Some viruses are merely pesky; others are downright nasty. The Witty Worm, which made its debut at approximately 8:45 p.m. PST March 19, 2004, falls into the latter category. Within a swift 45 minutes, the Witty Worm had corrupted the 12,000 computers in its entire target population worldwide. The worm earned its moniker from the phrase “(^.^) insert witty message here (^.^)” in its payload.
Why Witty Worm stands out in malware history
Twelve thousand might seem like a small number compared with, say, the Blaster Worm, which shut down government offices and might have contributed to the August 2003 blackout in the northeastern United States. However, the Witty Worm stands out in malware history for three reasons:
- It was the first worm to target only machines running certain software — specifically, Internet Security System’s BlackICE and RealSecure. Only machines running certain versions of this software were targeted.
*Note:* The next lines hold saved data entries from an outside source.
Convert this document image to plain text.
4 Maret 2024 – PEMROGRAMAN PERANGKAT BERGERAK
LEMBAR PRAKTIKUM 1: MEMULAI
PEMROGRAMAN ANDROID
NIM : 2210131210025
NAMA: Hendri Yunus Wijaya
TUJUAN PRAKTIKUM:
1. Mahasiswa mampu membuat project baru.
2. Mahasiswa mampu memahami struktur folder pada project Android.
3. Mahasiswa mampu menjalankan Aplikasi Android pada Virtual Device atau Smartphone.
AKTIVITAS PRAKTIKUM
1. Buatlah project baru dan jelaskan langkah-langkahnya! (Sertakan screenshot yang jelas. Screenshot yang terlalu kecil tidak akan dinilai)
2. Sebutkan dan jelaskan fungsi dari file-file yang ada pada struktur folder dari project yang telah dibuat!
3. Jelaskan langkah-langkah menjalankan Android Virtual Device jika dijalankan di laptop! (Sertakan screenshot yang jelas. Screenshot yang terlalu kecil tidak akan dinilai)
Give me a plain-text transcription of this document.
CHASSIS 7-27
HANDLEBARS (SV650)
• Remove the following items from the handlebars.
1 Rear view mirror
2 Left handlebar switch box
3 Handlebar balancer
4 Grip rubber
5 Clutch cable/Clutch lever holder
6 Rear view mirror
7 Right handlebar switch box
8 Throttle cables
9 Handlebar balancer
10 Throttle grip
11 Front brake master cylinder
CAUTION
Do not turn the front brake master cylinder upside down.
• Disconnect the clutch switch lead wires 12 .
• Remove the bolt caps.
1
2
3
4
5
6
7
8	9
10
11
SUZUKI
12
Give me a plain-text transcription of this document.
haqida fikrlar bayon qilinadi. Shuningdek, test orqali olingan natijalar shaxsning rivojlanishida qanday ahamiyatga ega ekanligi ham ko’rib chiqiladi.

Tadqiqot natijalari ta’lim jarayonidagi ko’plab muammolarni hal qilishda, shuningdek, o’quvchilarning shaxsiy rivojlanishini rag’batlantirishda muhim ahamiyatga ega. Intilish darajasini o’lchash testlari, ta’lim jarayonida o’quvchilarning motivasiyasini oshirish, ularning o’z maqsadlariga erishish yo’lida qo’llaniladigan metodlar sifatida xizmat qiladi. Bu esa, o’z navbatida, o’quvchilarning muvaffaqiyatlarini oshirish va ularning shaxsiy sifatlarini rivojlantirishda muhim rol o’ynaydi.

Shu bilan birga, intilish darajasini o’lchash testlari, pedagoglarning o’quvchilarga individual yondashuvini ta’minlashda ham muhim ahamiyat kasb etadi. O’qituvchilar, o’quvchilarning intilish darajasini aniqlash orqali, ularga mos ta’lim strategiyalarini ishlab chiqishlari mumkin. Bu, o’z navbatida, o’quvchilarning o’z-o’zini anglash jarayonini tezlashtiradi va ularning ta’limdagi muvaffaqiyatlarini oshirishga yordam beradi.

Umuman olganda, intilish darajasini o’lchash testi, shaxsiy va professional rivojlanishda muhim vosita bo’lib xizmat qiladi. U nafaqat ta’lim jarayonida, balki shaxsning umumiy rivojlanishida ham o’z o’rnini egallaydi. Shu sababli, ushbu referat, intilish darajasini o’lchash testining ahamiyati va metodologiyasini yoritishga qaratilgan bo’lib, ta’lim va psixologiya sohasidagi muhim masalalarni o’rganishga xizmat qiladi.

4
- The worm appeared only 36 hours after a vulnerability in the ISS software products was publicized. Witty relied on a buffer overflow vulnerability in firewall software.
- Witty featured a destructive payload. The worm would delete in 64KB chunks after sending out 20,000 copies of itself.
The destructive payload was ultimately Witty’s undoing. Eventually, an infected machine would crash, and once enough of the 12,000 target machines had shut down, Witty was pretty much put out of business. In 2005, researchers traced the virus’ origins to a single European computer.